Ali estão as lâminas, de compensado
de madeira, desfolhadas e imersas em água, entrando na última
fase da passagem da sua existência, vão liberando vagarosamente
partículas na água onde estão em infusão,
em maceração e em decomposição, transmutam
do sólido para o líquido, da falta de brilho para
o brilho dinâmico da água onde estão imersas,
como se num grito de desespero, antes de passarem de um estado para
outro, emitem luz de diversas tonalidades.
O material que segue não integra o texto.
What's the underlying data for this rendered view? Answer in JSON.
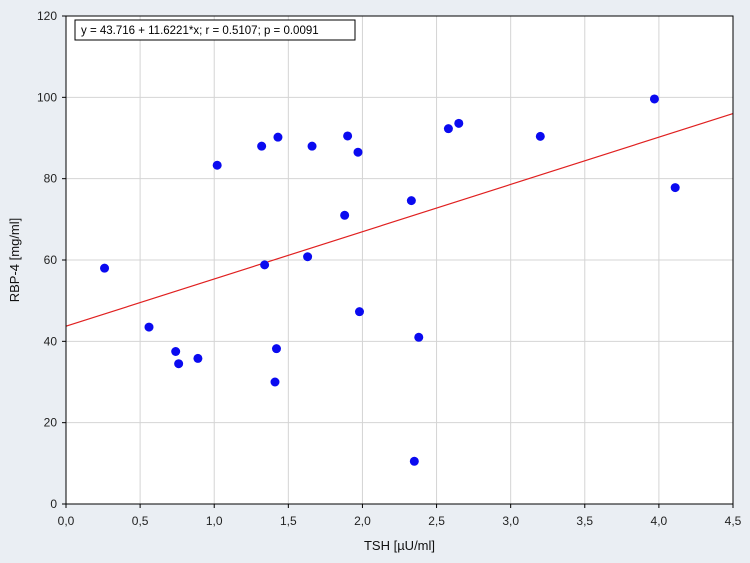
{
  "chart_data": {
    "type": "scatter",
    "title": "",
    "xlabel": "TSH [µU/ml]",
    "ylabel": "RBP-4 [mg/ml]",
    "xlim": [
      0,
      4.5
    ],
    "ylim": [
      0,
      120
    ],
    "x_ticks": [
      0,
      0.5,
      1.0,
      1.5,
      2.0,
      2.5,
      3.0,
      3.5,
      4.0,
      4.5
    ],
    "x_tick_labels": [
      "0,0",
      "0,5",
      "1,0",
      "1,5",
      "2,0",
      "2,5",
      "3,0",
      "3,5",
      "4,0",
      "4,5"
    ],
    "y_ticks": [
      0,
      20,
      40,
      60,
      80,
      100,
      120
    ],
    "y_tick_labels": [
      "0",
      "20",
      "40",
      "60",
      "80",
      "100",
      "120"
    ],
    "grid": true,
    "annotation": "y = 43.716 + 11.6221*x; r = 0.5107; p = 0.0091",
    "fit": {
      "intercept": 43.716,
      "slope": 11.6221,
      "color": "#e02020"
    },
    "point_color": "#0a0af0",
    "points": [
      {
        "x": 0.26,
        "y": 58.0
      },
      {
        "x": 0.56,
        "y": 43.5
      },
      {
        "x": 0.74,
        "y": 37.5
      },
      {
        "x": 0.76,
        "y": 34.5
      },
      {
        "x": 0.89,
        "y": 35.8
      },
      {
        "x": 1.02,
        "y": 83.3
      },
      {
        "x": 1.32,
        "y": 88.0
      },
      {
        "x": 1.34,
        "y": 58.8
      },
      {
        "x": 1.41,
        "y": 30.0
      },
      {
        "x": 1.42,
        "y": 38.2
      },
      {
        "x": 1.43,
        "y": 90.2
      },
      {
        "x": 1.63,
        "y": 60.8
      },
      {
        "x": 1.66,
        "y": 88.0
      },
      {
        "x": 1.88,
        "y": 71.0
      },
      {
        "x": 1.9,
        "y": 90.5
      },
      {
        "x": 1.97,
        "y": 86.5
      },
      {
        "x": 1.98,
        "y": 47.3
      },
      {
        "x": 2.33,
        "y": 74.6
      },
      {
        "x": 2.35,
        "y": 10.5
      },
      {
        "x": 2.38,
        "y": 41.0
      },
      {
        "x": 2.58,
        "y": 92.3
      },
      {
        "x": 2.65,
        "y": 93.6
      },
      {
        "x": 3.2,
        "y": 90.4
      },
      {
        "x": 3.97,
        "y": 99.6
      },
      {
        "x": 4.11,
        "y": 77.8
      }
    ]
  }
}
Olhando aquelas lâminas de madeiras diversas,
de diferentes cores, umas planas e outras onduladas, umas estreitas
e outras mais largas, de diferentes tamanhos, mergulhadas, ora em
águas claras, ora em águas amareladas, recordo meu
passado em uma fazenda, assento na barranca de um rio, lanço
o anzol na esperança de um peixe, enquanto se espera pela
sorte, se observa a passagem do rio, e das suas águas, ora
tranqüilas e ora revoltas, como a própria passagem da
vida - a correnteza traz folhas e galhos que vão sendo revolvidos
num jogo de esconde-esconde, de sobe-e-desce que parece nossas próprias
reminiscências do passado, às vezes bem à tona
e bem claras, às vezes desbotadas, quase difusas, lá
no fundo, com uma cor indefinida, quase uma sombra, às vezes
grandes e outras pequenas; às vezes sonhos às vezes
realidades, passagens, passagens e nada mais.
COMO VEJO A PASSAGEM
Passo pela PASSAGEM.
Quem passa quer PASSAGEM.
Passa-se com medo ou com coragem,
Cada passo é uma PASSAGEM.
Passa-se com passo ou com passada.
A madeira está passada,
sua cor é a da passa,
e esta, para a água passa;
parece assinando um passaporte
para uma viagem para a morte.
Não deixa de passar pelo pensamento
Mesmo que por um momento,
A lembrança de um passamento.
Para passar por esta PASSAGEM
não é necessário ter passe,
nem estender passadeira,
basta pensar em passatempo
ou em fazer um passeio,
passeio pela PASSAGEM,
pois quem de nós não passa
em passos, ou em passadas, por um passadismo?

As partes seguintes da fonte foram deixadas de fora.